Following is the text of a New York Times editorial 10/26/2015, read it and you might conclude this contract is a breakthrough of some kind, that the wage agreement sets a new milestone. In fact, it amounts to an annual average wage increase of about 1.7%. The average survey reported planned salary increases for 2016 is between 3% and slightly over 4% depending on industry and type of work.
The op-Ed also says “The new contract implicitly defines $30 an hour as a decent middle-class wage.” Actually, when you add in the benefits and other perks these workers will earn more like $75-80,000 a year.
Does higher pay, especially via a $15.00 minimum wage, create a higher living standard? Perhaps; if you believe rising wages have no impact on inflation and hence prices.
What’s your opinion?
The nearly one million people who work in the auto industry in the United States may soon be getting a nice raise. The United Automobile Workers and Fiat Chrysler have reached a new contract for the company’s 40,000 workers. Under the deal — which will be a template for talks with Ford Motor and General Motors — the hourly pay of veteran workers will rise from $28 to almost $30 over four years, while pay for new workers will rise from about $16 to $19 to about $29 over eight years. Non-union foreign carmakers in the United States and suppliers are now likely to feel pressure to move closer to the new industry standards.

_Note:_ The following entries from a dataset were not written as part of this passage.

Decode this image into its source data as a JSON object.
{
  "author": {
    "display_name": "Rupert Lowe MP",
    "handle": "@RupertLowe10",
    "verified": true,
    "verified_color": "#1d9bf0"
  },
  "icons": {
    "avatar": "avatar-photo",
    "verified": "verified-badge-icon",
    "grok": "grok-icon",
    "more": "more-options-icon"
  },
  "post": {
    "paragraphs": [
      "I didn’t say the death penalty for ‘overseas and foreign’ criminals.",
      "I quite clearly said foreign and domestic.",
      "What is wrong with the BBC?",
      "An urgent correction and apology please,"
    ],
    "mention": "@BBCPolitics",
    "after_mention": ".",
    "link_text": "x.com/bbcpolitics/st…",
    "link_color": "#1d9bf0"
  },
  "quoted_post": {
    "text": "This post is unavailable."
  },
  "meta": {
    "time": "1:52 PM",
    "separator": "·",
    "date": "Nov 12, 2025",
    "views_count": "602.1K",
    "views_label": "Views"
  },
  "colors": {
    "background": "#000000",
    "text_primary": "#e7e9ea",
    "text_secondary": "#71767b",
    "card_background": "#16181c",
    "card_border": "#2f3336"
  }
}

Therein lies the real power in the new contract: It halts the long downward pull on wages in the auto industry that has persisted even as the industry recovered from the recession. In so doing, it reaffirms the power of unions to use the threat of a strike to demand a fairer share; U.A.W. members at Fiat Chrysler had rejected an initial contract and were ready to walk out, which could have slowed the company’s recent progress.
There are also broader lessons here for policy makers. The new contract implicitly defines $30 an hour as a decent middle-class wage. That is well above the recent average of $21.08 for most workers, but below the nearly $32 that would be the norm if wages had kept pace with net labor productivity in recent decades. Clearly, unions can lift middle-class wages to a point, but more needs to be done. Higher federal spending on necessary public projects would lift pay by creating jobs; stricter laws on worker classification would ensure that employees are not wrongly denied overtime and benefits. In general, Democrats support such proposals, Republicans don’t.

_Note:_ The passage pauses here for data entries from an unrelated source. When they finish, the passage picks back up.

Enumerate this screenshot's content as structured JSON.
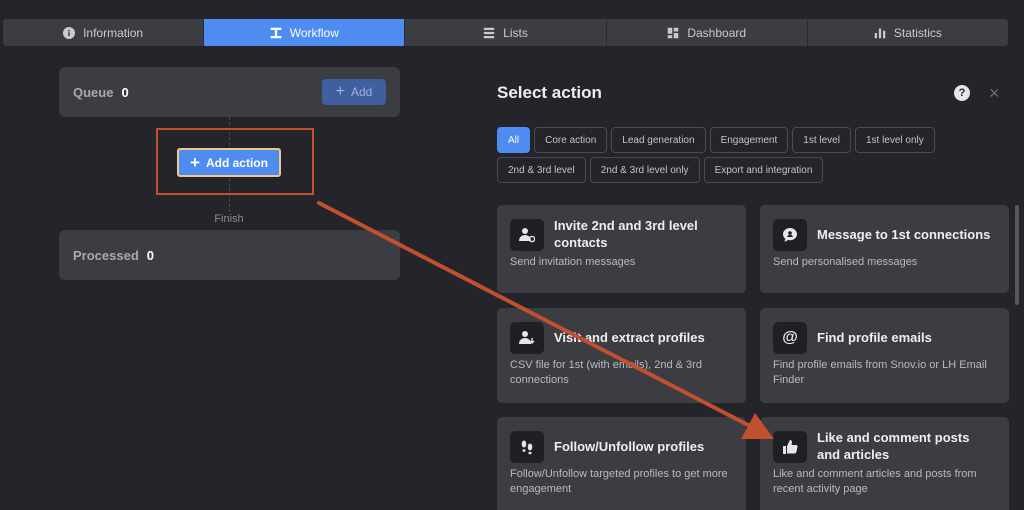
{
  "tabs": [
    {
      "label": "Information",
      "icon": "info-icon",
      "active": false
    },
    {
      "label": "Workflow",
      "icon": "workflow-icon",
      "active": true
    },
    {
      "label": "Lists",
      "icon": "list-icon",
      "active": false
    },
    {
      "label": "Dashboard",
      "icon": "dashboard-icon",
      "active": false
    },
    {
      "label": "Statistics",
      "icon": "chart-icon",
      "active": false
    }
  ],
  "queue": {
    "label": "Queue",
    "count": "0",
    "add_label": "Add"
  },
  "add_action": {
    "label": "Add action"
  },
  "finish_label": "Finish",
  "processed": {
    "label": "Processed",
    "count": "0"
  },
  "panel": {
    "title": "Select action",
    "help": "?",
    "close": "×"
  },
  "filters": [
    {
      "label": "All",
      "active": true
    },
    {
      "label": "Core action",
      "active": false
    },
    {
      "label": "Lead generation",
      "active": false
    },
    {
      "label": "Engagement",
      "active": false
    },
    {
      "label": "1st level",
      "active": false
    },
    {
      "label": "1st level only",
      "active": false
    },
    {
      "label": "2nd & 3rd level",
      "active": false
    },
    {
      "label": "2nd & 3rd level only",
      "active": false
    },
    {
      "label": "Export and integration",
      "active": false
    }
  ],
  "actions": [
    {
      "title": "Invite 2nd and 3rd level contacts",
      "desc": "Send invitation messages",
      "icon": "invite-user-icon"
    },
    {
      "title": "Message to 1st connections",
      "desc": "Send personalised messages",
      "icon": "message-icon"
    },
    {
      "title": "Visit and extract profiles",
      "desc": "CSV file for 1st (with emails), 2nd & 3rd connections",
      "icon": "extract-profile-icon"
    },
    {
      "title": "Find profile emails",
      "desc": "Find profile emails from Snov.io or LH Email Finder",
      "icon": "at-sign-icon"
    },
    {
      "title": "Follow/Unfollow profiles",
      "desc": "Follow/Unfollow targeted profiles to get more engagement",
      "icon": "footprints-icon"
    },
    {
      "title": "Like and comment posts and articles",
      "desc": "Like and comment articles and posts from recent activity page",
      "icon": "thumbs-up-icon"
    }
  ],
  "colors": {
    "accent": "#4e8cf2",
    "annotation": "#c0502e",
    "background": "#24252a",
    "card": "#3c3d43"
  }
}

Equally important, efforts to raise the median wage would strengthen the case for a federal minimum wage of $15. Opponents argue that $15 is not feasible with the average in the low $20s. But if steps are taken to raise middle-class wages to at least $30, a minimum of $15, phased in, would be feasible. Politicians need to follow where the autoworkers are trying to lead: Toward a future of higher pay and rising living standards.